TANGERANG – Wakil Bupati Tangerang, Intan Nurul Hikmah, menghadiri Haflah Akhirussanah dan Wisuda Tahfidz Pondok Modern Daarul Hikmah Sukadiri, Minggu (21/6/2026).
Dalam kesempatan tersebut, Intan menyampaikan bahwa wisuda ini bukan sekadar seremonial kelulusan. Momen ini merupakan ungkapan rasa syukur atas perjuangan panjang para santri dalam menuntut ilmu dan menghafal ayat suci Al-Qur’an.
”Di balik setiap ayat yang berhasil dihafalkan, terdapat ketekunan, kesabaran, doa orang tua, serta dedikasi para guru yang membimbing dengan penuh keikhlasan,” ujar Intan.
ADVERTISEMENT
.
SCROLL TO RESUME CONTENT
Ia menekankan kepada para santri bahwa kelulusan ini merupakan awal dari babak baru. Intan mengingatkan pentingnya mengamalkan nilai-nilai Al-Qur’an dalam kehidupan sehari-hari sebagai benteng moral menghadapi tantangan zaman.
”Yang lebih penting dari banyaknya ayat yang dihafal adalah bagaimana Al-Qur’an itu hidup di dalam hati, serta tercermin dalam akhlak dan perilaku sehari-hari,” tuturnya.
Intan juga berpesan agar para lulusan tidak melupakan jasa dan pengorbanan orang tua serta guru yang telah mendampingi proses belajar mereka. Lebih lanjut, ia berharap para santri dapat memanfaatkan program beasiswa dari pemerintah daerah untuk melanjutkan pendidikan ke jenjang yang lebih tinggi.

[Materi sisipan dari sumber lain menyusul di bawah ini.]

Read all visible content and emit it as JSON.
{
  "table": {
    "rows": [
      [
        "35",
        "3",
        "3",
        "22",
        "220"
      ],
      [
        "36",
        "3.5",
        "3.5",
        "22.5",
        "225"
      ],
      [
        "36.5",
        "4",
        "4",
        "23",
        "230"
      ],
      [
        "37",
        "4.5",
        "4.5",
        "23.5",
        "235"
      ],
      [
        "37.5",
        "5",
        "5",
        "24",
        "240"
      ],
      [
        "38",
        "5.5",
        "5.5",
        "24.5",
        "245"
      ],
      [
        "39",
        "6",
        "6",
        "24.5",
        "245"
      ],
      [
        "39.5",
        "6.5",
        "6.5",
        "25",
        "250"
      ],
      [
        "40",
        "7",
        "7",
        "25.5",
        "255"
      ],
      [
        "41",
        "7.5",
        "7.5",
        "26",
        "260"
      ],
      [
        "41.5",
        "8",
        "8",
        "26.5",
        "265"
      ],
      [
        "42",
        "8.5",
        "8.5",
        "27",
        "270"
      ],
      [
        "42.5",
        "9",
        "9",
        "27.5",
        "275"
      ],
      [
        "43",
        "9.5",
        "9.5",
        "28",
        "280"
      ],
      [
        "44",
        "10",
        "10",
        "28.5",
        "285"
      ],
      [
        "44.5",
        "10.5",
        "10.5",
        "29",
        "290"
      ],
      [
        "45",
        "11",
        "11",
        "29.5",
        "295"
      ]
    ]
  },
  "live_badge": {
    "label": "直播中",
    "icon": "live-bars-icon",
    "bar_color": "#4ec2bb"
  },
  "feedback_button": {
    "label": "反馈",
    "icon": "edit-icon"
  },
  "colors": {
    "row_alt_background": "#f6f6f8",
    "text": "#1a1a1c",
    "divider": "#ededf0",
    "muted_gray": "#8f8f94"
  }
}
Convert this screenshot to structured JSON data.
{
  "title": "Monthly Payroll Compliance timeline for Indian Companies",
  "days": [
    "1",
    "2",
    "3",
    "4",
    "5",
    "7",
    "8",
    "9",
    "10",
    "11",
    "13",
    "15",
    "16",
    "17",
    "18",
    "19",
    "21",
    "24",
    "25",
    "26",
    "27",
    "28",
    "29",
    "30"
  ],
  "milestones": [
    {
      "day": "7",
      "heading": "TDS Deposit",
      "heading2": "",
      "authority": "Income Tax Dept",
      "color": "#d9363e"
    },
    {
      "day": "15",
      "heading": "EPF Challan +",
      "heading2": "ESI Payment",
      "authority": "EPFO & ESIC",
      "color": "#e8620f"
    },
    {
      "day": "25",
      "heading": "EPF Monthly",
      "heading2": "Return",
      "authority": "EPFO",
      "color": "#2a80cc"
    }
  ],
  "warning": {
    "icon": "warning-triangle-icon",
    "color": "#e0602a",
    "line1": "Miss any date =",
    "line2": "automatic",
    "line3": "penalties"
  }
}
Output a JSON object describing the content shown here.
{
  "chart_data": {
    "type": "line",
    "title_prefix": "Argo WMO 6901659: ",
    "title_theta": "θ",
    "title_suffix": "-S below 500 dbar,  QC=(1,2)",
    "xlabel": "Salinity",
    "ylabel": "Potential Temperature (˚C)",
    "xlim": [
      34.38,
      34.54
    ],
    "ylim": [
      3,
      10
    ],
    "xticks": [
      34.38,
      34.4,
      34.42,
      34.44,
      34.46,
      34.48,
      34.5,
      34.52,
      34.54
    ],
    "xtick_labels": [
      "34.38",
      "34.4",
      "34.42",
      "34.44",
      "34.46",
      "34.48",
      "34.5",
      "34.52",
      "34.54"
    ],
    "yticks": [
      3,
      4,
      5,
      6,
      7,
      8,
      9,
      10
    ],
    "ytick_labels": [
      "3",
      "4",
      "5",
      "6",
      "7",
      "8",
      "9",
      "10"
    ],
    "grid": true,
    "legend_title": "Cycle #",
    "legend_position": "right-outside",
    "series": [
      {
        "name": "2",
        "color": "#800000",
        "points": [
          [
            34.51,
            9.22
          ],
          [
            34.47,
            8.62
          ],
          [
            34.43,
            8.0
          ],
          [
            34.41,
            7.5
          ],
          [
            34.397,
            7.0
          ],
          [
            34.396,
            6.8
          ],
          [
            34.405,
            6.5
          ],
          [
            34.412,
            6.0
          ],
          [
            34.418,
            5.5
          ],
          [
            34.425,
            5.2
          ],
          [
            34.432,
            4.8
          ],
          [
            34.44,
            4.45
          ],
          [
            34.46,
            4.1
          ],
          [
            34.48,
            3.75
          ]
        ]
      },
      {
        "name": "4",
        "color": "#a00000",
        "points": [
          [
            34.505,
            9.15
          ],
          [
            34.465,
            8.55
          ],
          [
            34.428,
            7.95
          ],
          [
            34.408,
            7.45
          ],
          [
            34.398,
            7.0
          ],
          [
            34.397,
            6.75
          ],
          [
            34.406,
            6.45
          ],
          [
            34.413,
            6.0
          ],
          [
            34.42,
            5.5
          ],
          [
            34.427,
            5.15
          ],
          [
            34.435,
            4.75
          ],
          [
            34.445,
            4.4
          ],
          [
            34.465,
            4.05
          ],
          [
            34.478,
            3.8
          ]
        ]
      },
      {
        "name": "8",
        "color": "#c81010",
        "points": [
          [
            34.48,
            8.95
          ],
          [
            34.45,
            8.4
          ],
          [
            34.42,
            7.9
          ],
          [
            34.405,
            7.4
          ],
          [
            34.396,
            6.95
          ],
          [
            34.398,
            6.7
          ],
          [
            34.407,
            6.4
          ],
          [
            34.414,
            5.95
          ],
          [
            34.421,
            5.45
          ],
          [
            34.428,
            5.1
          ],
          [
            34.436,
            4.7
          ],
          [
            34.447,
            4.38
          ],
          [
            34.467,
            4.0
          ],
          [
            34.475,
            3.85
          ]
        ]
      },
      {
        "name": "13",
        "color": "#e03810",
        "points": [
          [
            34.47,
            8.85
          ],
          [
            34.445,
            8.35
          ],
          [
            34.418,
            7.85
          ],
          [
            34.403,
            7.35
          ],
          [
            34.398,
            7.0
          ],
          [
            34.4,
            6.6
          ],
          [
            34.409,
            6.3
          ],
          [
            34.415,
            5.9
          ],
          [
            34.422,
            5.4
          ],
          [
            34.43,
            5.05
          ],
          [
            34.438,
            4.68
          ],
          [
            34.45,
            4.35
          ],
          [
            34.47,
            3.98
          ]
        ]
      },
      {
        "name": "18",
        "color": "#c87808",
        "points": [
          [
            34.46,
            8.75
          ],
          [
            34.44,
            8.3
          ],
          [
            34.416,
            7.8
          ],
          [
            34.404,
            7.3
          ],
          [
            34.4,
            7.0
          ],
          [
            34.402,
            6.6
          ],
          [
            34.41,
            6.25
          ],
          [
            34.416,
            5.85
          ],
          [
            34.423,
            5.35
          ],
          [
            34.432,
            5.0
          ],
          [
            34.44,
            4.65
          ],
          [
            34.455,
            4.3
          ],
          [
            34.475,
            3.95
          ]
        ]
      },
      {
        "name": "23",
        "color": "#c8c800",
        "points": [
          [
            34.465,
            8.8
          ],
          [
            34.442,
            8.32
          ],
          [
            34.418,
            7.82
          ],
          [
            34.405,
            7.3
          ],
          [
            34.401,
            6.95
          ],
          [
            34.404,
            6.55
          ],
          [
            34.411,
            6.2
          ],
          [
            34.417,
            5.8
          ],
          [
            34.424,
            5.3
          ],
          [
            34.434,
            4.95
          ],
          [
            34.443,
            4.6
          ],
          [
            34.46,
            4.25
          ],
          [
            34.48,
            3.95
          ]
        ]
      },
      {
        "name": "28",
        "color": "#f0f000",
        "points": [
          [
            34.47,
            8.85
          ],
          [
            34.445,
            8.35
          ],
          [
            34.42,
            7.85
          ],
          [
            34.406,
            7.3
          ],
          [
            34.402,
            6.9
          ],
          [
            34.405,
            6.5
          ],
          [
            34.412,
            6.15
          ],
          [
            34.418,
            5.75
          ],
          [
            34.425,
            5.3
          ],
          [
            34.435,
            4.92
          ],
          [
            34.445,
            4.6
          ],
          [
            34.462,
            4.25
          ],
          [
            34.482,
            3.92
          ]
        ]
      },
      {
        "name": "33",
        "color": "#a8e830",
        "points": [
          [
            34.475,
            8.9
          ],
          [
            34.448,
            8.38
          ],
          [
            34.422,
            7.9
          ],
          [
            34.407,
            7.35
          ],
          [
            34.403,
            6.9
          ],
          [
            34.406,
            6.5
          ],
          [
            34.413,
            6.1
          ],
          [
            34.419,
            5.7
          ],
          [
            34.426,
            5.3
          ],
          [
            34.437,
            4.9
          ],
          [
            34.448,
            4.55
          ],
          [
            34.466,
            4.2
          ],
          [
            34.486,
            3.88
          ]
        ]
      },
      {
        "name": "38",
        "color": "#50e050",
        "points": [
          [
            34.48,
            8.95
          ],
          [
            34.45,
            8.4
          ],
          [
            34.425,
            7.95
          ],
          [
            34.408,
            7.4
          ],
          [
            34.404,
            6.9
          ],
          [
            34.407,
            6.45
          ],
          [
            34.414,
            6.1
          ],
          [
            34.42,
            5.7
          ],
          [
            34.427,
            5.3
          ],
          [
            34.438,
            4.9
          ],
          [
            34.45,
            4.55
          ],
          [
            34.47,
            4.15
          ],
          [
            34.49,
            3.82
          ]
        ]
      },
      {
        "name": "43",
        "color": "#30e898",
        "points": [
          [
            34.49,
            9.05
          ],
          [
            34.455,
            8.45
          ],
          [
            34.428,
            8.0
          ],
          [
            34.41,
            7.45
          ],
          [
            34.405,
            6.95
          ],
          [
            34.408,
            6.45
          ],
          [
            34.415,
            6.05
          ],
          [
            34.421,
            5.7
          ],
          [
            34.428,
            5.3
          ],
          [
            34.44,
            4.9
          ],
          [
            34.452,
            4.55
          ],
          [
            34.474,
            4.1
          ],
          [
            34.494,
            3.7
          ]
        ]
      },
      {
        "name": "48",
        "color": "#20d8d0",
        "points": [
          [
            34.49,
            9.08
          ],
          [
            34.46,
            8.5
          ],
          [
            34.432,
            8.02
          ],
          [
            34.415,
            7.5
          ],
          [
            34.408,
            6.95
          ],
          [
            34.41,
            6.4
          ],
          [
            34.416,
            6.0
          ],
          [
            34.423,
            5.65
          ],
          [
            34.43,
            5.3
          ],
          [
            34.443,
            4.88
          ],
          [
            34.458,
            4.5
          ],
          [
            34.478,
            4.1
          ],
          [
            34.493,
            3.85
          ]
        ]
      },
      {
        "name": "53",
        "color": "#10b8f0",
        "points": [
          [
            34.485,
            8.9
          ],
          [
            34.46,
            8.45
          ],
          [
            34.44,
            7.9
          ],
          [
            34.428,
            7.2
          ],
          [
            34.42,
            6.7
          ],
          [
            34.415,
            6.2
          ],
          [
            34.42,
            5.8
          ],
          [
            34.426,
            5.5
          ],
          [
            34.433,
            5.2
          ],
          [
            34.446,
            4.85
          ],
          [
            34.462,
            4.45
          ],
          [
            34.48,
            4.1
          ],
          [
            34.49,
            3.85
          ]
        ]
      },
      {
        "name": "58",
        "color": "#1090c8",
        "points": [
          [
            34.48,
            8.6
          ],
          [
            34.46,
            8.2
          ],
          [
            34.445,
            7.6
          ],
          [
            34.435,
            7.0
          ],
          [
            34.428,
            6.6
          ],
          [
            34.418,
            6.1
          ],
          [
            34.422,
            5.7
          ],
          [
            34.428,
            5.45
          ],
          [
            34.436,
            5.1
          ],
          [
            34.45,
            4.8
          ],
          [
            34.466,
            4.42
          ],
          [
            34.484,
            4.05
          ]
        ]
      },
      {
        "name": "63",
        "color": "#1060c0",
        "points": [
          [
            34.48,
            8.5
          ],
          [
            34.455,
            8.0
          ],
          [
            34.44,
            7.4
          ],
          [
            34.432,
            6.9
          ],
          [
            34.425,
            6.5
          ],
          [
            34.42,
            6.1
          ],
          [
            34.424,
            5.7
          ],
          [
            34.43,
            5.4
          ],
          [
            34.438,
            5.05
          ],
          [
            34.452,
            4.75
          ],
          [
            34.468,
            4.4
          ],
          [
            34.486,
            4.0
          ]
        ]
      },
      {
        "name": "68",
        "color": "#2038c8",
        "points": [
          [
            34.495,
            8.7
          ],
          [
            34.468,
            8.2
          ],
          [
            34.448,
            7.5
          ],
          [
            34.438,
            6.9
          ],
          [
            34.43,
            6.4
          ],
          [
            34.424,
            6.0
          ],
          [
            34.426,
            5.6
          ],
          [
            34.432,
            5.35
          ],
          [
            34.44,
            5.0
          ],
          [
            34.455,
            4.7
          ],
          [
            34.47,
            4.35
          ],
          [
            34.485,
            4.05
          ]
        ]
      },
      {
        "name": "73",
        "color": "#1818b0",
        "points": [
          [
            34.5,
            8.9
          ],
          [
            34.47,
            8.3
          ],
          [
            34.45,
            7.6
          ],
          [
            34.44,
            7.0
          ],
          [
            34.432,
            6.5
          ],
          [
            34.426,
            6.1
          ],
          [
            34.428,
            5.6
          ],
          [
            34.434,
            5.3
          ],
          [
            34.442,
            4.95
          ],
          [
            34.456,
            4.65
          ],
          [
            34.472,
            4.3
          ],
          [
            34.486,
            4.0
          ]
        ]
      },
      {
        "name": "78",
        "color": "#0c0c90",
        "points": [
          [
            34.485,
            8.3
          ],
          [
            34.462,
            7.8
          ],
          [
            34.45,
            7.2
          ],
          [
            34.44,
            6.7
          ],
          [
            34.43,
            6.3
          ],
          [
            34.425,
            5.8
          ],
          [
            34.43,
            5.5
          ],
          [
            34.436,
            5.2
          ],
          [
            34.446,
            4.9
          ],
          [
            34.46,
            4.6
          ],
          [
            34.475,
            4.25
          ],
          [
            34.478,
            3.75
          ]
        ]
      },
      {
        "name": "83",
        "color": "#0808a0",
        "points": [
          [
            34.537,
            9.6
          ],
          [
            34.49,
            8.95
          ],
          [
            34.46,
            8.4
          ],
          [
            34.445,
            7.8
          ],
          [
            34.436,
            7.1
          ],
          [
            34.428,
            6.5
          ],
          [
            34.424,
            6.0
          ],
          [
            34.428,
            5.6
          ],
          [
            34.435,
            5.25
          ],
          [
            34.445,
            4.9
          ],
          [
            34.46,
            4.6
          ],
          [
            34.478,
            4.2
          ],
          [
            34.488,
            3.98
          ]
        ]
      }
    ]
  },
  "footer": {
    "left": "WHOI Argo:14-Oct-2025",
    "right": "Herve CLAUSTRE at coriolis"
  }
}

”Mudah-mudahan nanti santri di sini bisa ikut program beasiswa Tangerang Gemilang. Ada perwakilan yang dikirim ke Kairo, Mesir, atau belajar ilmu lain di negara berbeda. Pemerintah Kabupaten Tangerang berkomitmen mencetak SDM yang unggul dan berdaya saing,” harapnya.
Apresiasi tinggi juga diberikan Pemkab Tangerang kepada keluarga besar Pondok Modern Daarul Hikmah Sukadiri yang konsisten mencetak generasi Qurani yang kuat secara ilmu pengetahuan, akhlak, dan keimanan.
Sementara itu, Pimpinan Pondok Modern Daarul Hikmah, Zaky Yudisthira, mengungkapkan bahwa pondok pesantren yang dipimpinnya kini telah memasuki usia 29 tahun. Setiap tahun, pondok tersebut meluluskan rata-rata 150 santri.
”Tahun ini, kami meluluskan 183 santri, terdiri dari 100 santri putri dan 83 santri putra. Dari jumlah tersebut, capaian hafalan tertinggi santri berada di angka 16 juz dan terbanyak kedua di 11 juz,” jelas Zaky.
Zaky berharap para wisudawan senantiasa istiqomah dalam menjaga hafalan mereka, serta terus belajar dan mengamalkan ilmu Al-Qur’an di mana pun mereka berada.




.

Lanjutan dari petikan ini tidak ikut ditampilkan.